Но до чего же все это близко и понятно нам, искренним любителям искусства! ведь когда Гамлет узнает о том, что рапиры отравлены и понимает, что смерть его неизбежна, он продолжает говорить какие-то прекрасные и глубокие шекспировские слова, хотя, между нами и по-человечески, если забыть актера и оставить одного человека, он должен был бы замереть как вкопанный, и тогда по причине запредельности переживания в сферу мимики, слова и жеста, должно было выйти что-нибудь невразумительное, смазанное, несценическое, и в любом случае негениальное, – потому что человек в такие минуты попросту забывает о внешнем мире.

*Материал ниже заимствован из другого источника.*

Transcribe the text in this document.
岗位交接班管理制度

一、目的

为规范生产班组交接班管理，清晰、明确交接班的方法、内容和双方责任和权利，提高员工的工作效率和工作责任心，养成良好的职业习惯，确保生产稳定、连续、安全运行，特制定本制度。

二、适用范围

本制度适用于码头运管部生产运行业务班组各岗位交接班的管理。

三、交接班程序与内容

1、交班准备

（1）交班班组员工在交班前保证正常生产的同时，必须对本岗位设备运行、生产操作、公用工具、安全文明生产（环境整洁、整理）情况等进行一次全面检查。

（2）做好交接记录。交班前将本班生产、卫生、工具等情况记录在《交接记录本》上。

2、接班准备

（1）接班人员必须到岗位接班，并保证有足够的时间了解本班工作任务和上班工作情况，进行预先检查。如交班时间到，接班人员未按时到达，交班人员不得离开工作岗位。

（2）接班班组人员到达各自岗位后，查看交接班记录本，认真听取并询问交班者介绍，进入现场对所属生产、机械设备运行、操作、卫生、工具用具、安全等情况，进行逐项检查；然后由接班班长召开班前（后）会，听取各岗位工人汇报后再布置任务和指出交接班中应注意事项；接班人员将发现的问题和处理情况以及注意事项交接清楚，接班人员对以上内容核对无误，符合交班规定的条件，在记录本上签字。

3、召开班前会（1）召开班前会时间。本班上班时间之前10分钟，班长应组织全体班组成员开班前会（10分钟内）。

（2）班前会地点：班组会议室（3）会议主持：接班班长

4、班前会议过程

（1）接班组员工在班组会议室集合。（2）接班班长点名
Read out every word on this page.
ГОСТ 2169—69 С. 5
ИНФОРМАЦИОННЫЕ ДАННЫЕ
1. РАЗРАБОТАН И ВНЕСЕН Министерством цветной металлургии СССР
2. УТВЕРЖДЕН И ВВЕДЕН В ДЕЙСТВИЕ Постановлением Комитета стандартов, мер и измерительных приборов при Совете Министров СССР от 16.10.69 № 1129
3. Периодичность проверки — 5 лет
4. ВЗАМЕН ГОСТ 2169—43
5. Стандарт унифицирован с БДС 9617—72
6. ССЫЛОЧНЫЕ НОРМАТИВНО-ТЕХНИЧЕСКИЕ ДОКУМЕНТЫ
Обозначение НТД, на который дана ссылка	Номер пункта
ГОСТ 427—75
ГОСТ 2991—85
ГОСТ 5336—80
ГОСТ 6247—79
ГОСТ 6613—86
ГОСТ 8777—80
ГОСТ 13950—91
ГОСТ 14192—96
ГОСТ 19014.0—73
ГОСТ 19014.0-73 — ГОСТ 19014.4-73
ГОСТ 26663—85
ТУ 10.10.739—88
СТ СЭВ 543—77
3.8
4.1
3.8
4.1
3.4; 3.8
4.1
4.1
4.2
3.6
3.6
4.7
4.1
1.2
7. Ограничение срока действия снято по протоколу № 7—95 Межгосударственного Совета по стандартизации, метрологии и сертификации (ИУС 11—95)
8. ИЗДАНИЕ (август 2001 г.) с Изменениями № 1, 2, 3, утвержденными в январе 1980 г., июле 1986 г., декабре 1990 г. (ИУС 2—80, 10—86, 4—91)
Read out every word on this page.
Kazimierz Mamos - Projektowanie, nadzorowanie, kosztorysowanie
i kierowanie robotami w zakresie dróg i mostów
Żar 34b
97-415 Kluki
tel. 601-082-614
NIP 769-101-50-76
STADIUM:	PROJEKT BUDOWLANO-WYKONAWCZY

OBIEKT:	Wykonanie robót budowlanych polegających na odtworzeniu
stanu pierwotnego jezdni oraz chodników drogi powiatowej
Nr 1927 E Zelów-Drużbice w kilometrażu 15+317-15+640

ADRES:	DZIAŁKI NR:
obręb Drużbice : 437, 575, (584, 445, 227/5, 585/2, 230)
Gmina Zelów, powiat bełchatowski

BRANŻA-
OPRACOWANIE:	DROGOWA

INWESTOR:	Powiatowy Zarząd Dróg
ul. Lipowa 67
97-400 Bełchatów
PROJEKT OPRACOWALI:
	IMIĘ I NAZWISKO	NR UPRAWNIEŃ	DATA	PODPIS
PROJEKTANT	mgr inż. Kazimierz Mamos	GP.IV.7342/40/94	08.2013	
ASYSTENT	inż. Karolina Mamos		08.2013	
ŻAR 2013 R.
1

И быть может актер, который как следует вжился бы в состояние обреченного на близкую смерть героя, вжился бы так, точно он сам смертельно ранен, – да, быть может такой актер, отважившись на некоторое сознательное забвение внешнего мира и на вытекающую из него некоторую невразумительность сценического жеста, все-таки потряс бы зрителя новыми и доселе неиспробованными средствами выражения, – так или иначе… мешают слова Шекспира: их нужно произносить, хочешь того или не хочешь, а ведь есть ситуации в жизни, когда слова не нужны, вообще никакие слова, это, как правило, самые решающие, роковые, экзистенциальные ситуации, и таких ситуаций именно в «Гамлете» не счесть.
Мы имеем, таким образом, глубоко противоречивую ситуацию: с одной стороны, замысел Шекспира настолько глубок, настолько все действие пьесы скользит по грани между этим миром и потусторонним, и настолько само это скольжение подано правдоподобно, что буквально в каждый момент восприятия хочется остановить действие, чтобы как следует вдуматься в него и просто помолчать.
Да, эти малые промежутки шекспировской трагедии, во времени близкие секунде, а в пространстве напоминающие нутро иглы, – вот они-то и составляют внутреннее, метафизическое пространство «Гамлета», а также его внутреннюю, временную вечность, – вот в них-то и хочется окунуться, задержаться в них как можно дольше, но… мешают слова Шекспира, эти слова только и создают названные драгоценные промежутки, и они же не позволяют в них задержаться, каков парадокс!
И тем не менее, с другой стороны, если бы случилось невозможное, и мы бы упокоились в вышеописанном заветном промежутке, как в кресле… что получилось бы? увы! мы не постигли бы ни смерть, ни бездну, ни последние тайны бытия, словом, ничего из того, на что намекает «Гамлет», мы просто бы скатились в пустоту, рассеянность и бездумие, и быть может пожалели бы в конце концов о том, что оказались в промежутке.
Ведь прежде мы не могли в него попасть и думали, что в нем – все, а слова его только прикрывают, теперь же мы проникли в него и выползли назад – опустошенные и разочарованные, горько пожалев о том, что действие не шло равномерно своим ходом, и что не плелись искусно шекспировские слова над разного рода безднами, – мы пожалели о том, что лицом к лицу оказались перед тайной, чей лик нельзя видеть.
К счастью, это был всего лишь мысленный эксперимент, а действие пошло своим чередом, – и полились опять волшебные слова, подкрепляемые мастерской мимикой, и мы опять восхищаемся актерской игрой, и ничего, кроме восхищения, кричащего на тысячи ладов, не испытываем.
А где же тайны и бездны? они намертво застряли в словах, как мухи в паутине, неужели это так? выходит, что так, – и вот, вспоминая об этом наивном, растерянном, почти комическом и все-таки пытающемся искренне изобразить ужас предстоящей гибели взгляде нашего провинциального Гамлета и сравнивая его с игрой таких профессионалов, как Оливье или Смоктуновский, я лишний раз убеждаюсь в насквозь условной природе искусства и полной необязательности поклоняться ему.
Такое случилось с поздним Львом Толстым, по этому поводу тибетские буддисты категорически замечают, что тот, кто вплотную приблизился к просветлению, рождается в соответствующей буддийской семье или хотя бы неподалеку от Мастера, а тот, кто оказался в семье, подобной толстовской, еще бесконечно далек от просветления.